In 1969, a 24-year-old art student called Anselm Kiefer decided to confront "the amnesia of West Germany's postwar identity" head-on, said Claudia Barbieri Childs in The Art Newspaper. Wearing his father's Wehrmacht greatcoat, which he had found in the attic, he staged a series of performances in which he gave "the banned straight-armed Nazi salute", often in front of "historically charged landscapes and monuments". The resulting images, developed into photo montages, were scandalous – the first significant works in a career dedicated to investigating his country's conflicted historical memory.

A selection of these pictures form the nucleus of this new exhibition dedicated to Kiefer's "challenging" early work. Featuring 45 photographs, paintings, prints and watercolours the now-world-famous artist created between 1969 and 1982, the show contains some hellish imagery: "gaunt helmeted soldiers and storm-tossed U-boat crews, leaf-shorn forests, blood-spattered rivers and objectified nudes". It is an event evocative of "a conflicted time", when Germany began to come to terms with its dark recent past.

Born in 1945, Kiefer was marked by history from the start, said Evgenia Siokos in The Daily Telegraph. The night of his birth, his family home in Donaueschingen in the Black Forest "was destroyed in a bombing raid"; his very existence was "intertwined with the complexities of Germany's evolution as a state". Here, we see the beginnings of his poetic interrogation of "Germanic identity", "from the mythological heroes of the Teutonic age" to the ghoulish leadership of the Third Reich.

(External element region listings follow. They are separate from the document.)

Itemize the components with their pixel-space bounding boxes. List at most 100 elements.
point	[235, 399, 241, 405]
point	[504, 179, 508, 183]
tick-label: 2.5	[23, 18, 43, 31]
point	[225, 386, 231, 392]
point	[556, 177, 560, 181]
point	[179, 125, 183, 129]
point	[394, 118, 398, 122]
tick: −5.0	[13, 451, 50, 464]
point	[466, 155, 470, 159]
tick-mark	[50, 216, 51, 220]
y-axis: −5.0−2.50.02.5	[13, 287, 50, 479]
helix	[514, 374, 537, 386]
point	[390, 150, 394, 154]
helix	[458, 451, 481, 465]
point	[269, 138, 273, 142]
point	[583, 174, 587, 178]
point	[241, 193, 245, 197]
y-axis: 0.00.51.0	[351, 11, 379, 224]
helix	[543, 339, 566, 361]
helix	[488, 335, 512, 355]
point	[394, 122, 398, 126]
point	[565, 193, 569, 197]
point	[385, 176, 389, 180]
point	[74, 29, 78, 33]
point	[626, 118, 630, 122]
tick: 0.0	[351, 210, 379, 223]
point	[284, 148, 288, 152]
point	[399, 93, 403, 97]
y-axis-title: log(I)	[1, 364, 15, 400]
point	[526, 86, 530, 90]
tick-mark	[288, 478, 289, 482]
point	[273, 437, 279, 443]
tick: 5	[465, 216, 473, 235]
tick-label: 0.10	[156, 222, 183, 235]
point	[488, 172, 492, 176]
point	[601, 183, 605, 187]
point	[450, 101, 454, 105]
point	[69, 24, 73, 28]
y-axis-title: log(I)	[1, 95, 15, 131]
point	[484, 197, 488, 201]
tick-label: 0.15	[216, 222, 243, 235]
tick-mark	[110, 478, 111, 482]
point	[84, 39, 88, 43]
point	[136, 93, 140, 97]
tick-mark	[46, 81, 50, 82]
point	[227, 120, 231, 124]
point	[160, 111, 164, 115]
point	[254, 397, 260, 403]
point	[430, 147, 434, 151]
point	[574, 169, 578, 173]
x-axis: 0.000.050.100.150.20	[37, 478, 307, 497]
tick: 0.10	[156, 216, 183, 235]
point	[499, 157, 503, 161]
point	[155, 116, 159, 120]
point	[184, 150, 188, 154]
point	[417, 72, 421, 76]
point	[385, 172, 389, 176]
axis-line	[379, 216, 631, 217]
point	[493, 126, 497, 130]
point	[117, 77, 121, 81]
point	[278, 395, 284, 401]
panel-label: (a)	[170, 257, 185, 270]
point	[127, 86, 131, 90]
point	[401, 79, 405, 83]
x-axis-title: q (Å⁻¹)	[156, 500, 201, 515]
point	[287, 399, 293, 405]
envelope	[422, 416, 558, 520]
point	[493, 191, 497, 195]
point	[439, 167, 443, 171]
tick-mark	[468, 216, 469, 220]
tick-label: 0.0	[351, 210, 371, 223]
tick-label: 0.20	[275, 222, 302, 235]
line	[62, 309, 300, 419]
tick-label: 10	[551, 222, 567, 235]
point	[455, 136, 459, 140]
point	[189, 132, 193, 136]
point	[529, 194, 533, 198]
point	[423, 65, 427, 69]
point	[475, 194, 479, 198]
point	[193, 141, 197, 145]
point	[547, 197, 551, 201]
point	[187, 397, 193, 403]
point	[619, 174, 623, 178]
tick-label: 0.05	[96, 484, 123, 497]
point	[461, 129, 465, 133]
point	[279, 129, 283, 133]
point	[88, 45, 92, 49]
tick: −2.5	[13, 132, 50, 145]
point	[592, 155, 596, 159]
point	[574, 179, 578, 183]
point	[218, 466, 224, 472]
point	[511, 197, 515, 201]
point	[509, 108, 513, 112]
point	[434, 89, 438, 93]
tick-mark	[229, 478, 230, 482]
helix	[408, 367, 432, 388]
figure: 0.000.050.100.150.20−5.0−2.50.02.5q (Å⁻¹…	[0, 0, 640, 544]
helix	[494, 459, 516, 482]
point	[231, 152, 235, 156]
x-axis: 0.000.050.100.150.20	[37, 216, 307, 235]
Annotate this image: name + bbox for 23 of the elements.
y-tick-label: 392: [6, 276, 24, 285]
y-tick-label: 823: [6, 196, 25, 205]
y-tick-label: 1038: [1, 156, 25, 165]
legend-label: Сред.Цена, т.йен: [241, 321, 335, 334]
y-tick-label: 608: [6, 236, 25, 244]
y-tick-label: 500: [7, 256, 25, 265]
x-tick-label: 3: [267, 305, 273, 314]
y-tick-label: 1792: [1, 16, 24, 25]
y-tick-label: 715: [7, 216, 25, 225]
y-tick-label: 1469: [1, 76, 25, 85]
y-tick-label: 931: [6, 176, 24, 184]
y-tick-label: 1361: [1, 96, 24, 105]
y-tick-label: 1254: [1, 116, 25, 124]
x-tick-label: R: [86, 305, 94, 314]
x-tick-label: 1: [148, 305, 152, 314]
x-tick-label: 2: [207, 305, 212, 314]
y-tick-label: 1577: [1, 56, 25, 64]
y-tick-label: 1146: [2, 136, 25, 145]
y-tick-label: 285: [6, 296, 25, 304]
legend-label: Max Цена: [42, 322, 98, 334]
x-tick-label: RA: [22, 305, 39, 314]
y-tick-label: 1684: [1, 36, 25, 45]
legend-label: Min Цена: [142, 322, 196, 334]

A constant source of inspiration is the Nibelungen saga and Wagner's operatic adaptations of it: "Brünhilde - Grane" (1978), for instance, is an "apocalyptic" woodcut depicting the titular warrior queen and her horse "engulfed by flames"; she appears again in an "erotically charged" watercolour that sees her "straddling a flaming woodpile". Yet compelling as all this is, the show is too small to properly express Kiefer's genius. It left me "wanting more".